An IT service provider failed in its claim to recover compensation from its customer, in a recent Victorian Supreme Court decision which emphasises the importance of robust IT tender processes and the need for comprehensive contracting practices.

The facts

Ipex ITG Pty Ltd (Ipex) successfully tendered in 2000 to supply the Melbourne Water Corporation (MWC) with outsourced IT services, including help desk services.

During the preparation of the tender, MWC had supplied potential bidders with information including as to the number, type and category of help desk calls previously made by its staff.

Ipex alleged that it relied on the information provided by MWC in formulating the pricing for its bid to provide the services. According to Justice Byrne, Ipex ‘was required to assume most, if not all, of the risks involved of providing IT services for MWC over the three year term of the project and it was therefore required to build into its tender price an allowance for this.’ Ipex claimed that the information was inaccurate, incomplete and misleading—and that, had it known the true picture, it would have priced its bid very differently. Ipex lodged contract variation claims for additional payments to service higher than expected help desk call volumes, but MWC had rejected those claims.

The outcome

The court rejected the allegation made by Ipex that MWC’s pre-contractual representations amounted to misleading and deceptive conduct under sections 52 and 51A of the Trade Practices Act 1974 (Cth).

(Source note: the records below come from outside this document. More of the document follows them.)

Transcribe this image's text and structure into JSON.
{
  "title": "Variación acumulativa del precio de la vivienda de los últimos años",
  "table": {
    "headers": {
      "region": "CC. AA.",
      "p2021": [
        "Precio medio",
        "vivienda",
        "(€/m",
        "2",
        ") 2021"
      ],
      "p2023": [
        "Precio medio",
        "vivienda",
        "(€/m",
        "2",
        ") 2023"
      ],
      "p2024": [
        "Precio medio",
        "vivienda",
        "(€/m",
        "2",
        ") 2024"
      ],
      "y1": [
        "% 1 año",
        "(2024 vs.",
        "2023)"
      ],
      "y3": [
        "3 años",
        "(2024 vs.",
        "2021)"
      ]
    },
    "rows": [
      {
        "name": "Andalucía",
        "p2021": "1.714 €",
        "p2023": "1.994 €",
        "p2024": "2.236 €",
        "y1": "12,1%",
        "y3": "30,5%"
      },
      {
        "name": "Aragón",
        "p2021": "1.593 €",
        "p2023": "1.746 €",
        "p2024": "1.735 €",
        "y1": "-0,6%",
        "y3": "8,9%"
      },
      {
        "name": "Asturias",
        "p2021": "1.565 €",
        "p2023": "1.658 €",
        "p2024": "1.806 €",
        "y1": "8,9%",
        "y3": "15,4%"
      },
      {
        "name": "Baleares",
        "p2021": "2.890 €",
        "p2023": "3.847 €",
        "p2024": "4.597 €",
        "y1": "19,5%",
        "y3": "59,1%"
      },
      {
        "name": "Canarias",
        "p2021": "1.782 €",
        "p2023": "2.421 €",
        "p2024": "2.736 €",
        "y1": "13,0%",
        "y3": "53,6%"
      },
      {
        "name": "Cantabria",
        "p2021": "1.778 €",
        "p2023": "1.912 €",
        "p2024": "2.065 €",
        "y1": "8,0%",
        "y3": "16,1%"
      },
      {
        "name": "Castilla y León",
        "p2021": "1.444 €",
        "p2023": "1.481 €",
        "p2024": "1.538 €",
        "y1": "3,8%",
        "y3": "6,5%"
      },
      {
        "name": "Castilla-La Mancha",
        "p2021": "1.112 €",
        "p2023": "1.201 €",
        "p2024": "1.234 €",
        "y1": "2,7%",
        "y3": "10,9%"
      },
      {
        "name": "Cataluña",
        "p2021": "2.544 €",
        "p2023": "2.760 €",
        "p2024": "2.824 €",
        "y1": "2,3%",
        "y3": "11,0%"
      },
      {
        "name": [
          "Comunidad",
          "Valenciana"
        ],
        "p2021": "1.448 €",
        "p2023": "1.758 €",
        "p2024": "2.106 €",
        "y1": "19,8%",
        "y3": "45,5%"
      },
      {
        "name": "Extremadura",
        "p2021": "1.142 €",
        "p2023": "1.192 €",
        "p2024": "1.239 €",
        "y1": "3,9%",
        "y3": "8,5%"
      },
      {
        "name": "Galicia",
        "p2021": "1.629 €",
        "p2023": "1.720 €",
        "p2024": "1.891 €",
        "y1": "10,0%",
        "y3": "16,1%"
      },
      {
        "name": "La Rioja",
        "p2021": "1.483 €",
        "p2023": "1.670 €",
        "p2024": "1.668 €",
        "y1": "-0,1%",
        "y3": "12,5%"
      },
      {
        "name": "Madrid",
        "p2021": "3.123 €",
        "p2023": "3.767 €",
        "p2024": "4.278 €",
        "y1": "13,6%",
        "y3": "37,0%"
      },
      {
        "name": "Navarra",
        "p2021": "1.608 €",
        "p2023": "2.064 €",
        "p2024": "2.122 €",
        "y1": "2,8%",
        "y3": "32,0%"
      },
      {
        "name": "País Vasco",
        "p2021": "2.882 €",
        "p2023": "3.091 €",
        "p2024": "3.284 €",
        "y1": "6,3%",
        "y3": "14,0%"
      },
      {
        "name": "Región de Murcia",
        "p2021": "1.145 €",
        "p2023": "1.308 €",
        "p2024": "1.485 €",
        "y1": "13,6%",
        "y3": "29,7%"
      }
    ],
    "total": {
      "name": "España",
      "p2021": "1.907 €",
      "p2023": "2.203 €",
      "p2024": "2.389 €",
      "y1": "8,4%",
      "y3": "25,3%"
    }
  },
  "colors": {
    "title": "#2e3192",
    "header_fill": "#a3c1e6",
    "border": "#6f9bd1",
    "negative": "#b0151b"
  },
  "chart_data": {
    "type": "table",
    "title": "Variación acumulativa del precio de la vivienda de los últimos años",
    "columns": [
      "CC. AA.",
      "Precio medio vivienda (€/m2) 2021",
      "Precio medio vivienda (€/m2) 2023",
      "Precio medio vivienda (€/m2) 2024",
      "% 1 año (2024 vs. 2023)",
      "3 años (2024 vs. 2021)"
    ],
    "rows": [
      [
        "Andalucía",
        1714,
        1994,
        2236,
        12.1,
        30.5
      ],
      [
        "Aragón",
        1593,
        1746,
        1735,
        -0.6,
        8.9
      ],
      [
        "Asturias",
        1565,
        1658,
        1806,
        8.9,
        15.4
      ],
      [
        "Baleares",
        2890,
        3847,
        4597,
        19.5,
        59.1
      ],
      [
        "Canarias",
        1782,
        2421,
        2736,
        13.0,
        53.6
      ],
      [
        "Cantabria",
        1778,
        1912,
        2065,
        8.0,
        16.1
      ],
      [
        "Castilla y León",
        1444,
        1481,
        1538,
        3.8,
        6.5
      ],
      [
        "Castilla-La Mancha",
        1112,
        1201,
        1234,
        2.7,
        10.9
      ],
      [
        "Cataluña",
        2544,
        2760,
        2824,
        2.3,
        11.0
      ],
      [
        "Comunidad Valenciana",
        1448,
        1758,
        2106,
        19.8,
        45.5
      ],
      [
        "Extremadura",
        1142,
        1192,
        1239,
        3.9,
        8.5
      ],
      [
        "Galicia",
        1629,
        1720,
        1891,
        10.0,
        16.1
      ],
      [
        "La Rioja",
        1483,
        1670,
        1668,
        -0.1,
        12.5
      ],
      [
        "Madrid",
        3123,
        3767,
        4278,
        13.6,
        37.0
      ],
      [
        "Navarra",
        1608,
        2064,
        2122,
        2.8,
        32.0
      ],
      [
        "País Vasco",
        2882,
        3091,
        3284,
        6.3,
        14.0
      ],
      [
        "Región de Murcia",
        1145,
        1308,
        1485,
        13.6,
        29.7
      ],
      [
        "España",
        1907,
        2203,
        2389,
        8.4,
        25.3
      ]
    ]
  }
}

Justice Byrne held that:

  • MWC did make some representations as to the average number of calls and the accuracy of the information provided to potential bidders
  • Ipex had relied on this information when preparing its response to tender, but
  • this information was neither false nor misleading, nor was it likely to mislead or deceive a potential bidder.

On the basis of the court’s finding that the information was not misleading, Ipex’s claim failed.

Lessons to be learnt

The case highlights, once again, the potential risks involved when technical information is exchanged between parties at the pre-contract stage, but not subsequently incorporated into (or expressly excluded from) the contract. Although MWC was able to successfully defend the claim brought against it by Ipex, a different finding by the court as to the accuracy of the pre-contractual information provided would likely have resulted in a very different outcome. It is perhaps worth noting that Justice Byrne referred to the ‘very unsatisfactory evidentiary background’ advanced by Ipex to support its case. In that sense, the judgment should not be regarded as indicating that IT suppliers will confront a generally sceptical judiciary in bringing such claims.

In similar situations, parties would be well advised to:

  • ensure that information provided to the other party at the pre-contract stage is accurate and not potentially misleading
  • clearly set out in the final contract what technical and commercial information has been relied upon (of course, the failure to make this clear will not mean an action for misleading and deceptive conduct will fail, but it will diminish the certainty of the consequences which follow from representatives not being fulfilled), and
  • consider appropriate contract mechanisms to deal with any potential concerns regarding information relied upon. In this case, litigation could no doubt have been avoided if the parties had agreed that Ipex would be paid on a sliding scale according to the number of helpdesk calls made in a given period.